IceCube
IceCube: Cracking the Cosmic Code
Data Storage
Server Room In the Dark
Server Room In the Dark

Data Storage

The IceCube project generates a large amount of experimental data even in the early stages of completion, and as more detector strings are deployed, the production increases dramatically. Simulated data is generated in parallel for testing of data analysis software and can be more extensive than the experimental data. The large total quantity makes storage, access, and backup challenging.

Disk Storage

Two models of disk arrays form the primary storage for the project, the NexSan SATABeast and the Apple Xserve RAID.

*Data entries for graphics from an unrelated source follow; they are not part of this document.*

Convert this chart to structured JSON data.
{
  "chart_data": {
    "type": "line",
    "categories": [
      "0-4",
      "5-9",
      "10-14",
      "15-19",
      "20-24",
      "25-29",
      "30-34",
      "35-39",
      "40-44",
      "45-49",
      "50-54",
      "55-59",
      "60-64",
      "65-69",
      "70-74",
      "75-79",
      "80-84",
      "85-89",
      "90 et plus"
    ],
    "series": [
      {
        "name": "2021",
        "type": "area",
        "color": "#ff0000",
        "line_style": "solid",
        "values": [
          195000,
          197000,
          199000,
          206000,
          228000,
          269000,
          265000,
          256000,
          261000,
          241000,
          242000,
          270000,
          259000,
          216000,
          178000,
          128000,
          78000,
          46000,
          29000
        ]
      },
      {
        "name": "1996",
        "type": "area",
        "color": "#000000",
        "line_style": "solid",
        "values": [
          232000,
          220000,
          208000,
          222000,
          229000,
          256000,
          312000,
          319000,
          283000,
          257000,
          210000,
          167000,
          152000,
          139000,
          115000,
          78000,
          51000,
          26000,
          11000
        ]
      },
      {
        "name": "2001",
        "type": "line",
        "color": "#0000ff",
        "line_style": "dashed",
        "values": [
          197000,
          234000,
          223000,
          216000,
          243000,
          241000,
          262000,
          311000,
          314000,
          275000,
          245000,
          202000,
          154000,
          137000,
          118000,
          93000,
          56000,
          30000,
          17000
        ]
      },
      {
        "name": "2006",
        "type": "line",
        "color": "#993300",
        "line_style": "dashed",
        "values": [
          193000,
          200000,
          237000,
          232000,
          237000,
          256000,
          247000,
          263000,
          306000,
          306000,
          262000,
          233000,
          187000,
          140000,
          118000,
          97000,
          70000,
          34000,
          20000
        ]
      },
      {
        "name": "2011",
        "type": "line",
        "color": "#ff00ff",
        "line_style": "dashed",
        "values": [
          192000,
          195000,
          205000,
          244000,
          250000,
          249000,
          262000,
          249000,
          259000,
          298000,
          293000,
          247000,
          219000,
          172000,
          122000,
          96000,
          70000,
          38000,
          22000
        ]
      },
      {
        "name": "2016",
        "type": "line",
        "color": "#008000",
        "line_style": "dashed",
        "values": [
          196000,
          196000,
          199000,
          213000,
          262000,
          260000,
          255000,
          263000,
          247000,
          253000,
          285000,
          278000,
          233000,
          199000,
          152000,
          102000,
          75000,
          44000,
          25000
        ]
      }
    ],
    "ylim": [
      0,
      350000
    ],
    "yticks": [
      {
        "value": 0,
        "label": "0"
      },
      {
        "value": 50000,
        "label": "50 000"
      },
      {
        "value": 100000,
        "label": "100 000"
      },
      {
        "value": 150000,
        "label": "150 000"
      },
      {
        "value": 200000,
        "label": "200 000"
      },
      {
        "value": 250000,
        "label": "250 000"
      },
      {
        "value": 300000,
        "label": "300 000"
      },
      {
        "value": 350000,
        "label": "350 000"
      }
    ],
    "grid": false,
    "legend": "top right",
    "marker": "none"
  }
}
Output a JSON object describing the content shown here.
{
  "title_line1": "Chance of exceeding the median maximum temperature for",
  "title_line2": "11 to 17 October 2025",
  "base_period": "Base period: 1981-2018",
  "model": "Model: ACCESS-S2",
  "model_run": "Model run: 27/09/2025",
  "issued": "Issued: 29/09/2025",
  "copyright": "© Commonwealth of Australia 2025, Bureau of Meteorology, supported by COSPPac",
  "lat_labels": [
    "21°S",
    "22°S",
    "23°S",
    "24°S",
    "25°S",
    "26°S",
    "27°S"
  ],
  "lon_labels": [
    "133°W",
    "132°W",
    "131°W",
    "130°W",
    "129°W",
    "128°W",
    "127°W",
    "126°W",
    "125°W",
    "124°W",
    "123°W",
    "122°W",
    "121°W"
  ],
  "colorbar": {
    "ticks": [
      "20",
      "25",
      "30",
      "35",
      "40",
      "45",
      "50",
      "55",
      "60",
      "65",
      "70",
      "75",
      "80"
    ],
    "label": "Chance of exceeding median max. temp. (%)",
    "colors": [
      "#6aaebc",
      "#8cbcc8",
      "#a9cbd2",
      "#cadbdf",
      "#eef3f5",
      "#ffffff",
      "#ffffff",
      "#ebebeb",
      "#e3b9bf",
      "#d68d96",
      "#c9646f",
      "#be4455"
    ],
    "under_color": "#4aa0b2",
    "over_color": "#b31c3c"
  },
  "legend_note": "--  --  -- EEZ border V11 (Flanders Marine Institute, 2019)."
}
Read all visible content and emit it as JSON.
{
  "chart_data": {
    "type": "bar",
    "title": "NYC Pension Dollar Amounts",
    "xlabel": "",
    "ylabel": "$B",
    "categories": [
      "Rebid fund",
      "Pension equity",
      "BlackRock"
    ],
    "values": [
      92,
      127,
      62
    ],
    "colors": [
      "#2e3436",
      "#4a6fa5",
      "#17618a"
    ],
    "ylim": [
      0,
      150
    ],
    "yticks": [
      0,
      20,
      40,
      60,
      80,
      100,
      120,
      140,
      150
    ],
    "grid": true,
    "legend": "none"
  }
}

Each SATABeast contains 42 500GB SATA hard drives, divided into eight RAID 5 arrays with five disks each, and two drives available as spares to be automatically used in case any disk fails. Total capacity for each disk enclosure (4U in height) configured this way is 14.5 TB (14500 GB).

RAID Arrays
RAID Arrays

Each Xserve RAID contains 14 500GB ATA hard drives, divided into two RAID 5 arrays with seven disks each. Total capacity for each enclosure (3U in height) is 5.5 TB (5500 GB) .

The cost per terabyte is very similar between the two models, with the Xserve RAID coming in slightly cheaper but taking up more rack space.

As of January 2007, the data center has five SATABeasts and ten XServe RAIDs.

Disk Servers

The disk storage is managed by HP Proliant DL 385 servers (Two AMD 280 Opteron 2.4GHz dual core processors each, 9GB RAM) running RedHat Enterprise Linux. The servers operate in pairs, with each able to access its partners storage in addition to its own in case of failure.

Storage and Data Networks

The servers and disk storage connect via a storage network, which allows multiple servers to access the same storage in case of hardware failure or changing need.

As of January 2007, the storage network consists of two Cisco MDS 9120 switches with 20 2Gb links and one Cisco MDS 9140 switch with 40 2Gb links.

Cluster and Tape Library
Cluster and Tape Library

Each server also has three gigabit ethernet jacks for three separate conventional networks. One public network for communication with client computers, one private network for communication between the data servers, and one private network for communication with a computation cluster (which filters the experimental data, generates simulated data, and produces of the load on the data storage).

Filesystem

To hide the complexities of the servers and disk storage from the end users and client computers, we use IBRIX clustering software to combine the multiple servers and storage into two filesystems (one for experimental data, one for simulated data). An additional DL 385 server acts as a manager, not accessing the data directly but monitoring and controlling the individual data servers.

Backup

While the disk storage does allow for some disk failure without data loss, the data is also backed up to tape for protection against other forms of loss (software or human error changing or deleting data, offsite rotation of data for disaster recovery).

One DL 385 server has read-only access to the storage network and backs up data to a SpectraLogic T950 tape library using the Time Navigator software by Atempo. As of October 2006, the library is configured with four SAIT tape drives and 250 tape capacity, though it can be expanded to sixteen drives and 950 tapes in its current enclosure and beyond that with additional enclosures (each enclosure approximately the size of a 42U rack).

Currently the library backs up 3TB a day to two copies (one kept in the library, one rotated offsite) which means a full backup of the data takes about a month. However, the backup software monitors and backs up any changed data on a nightly basis (which luckily is a small fraction of the total).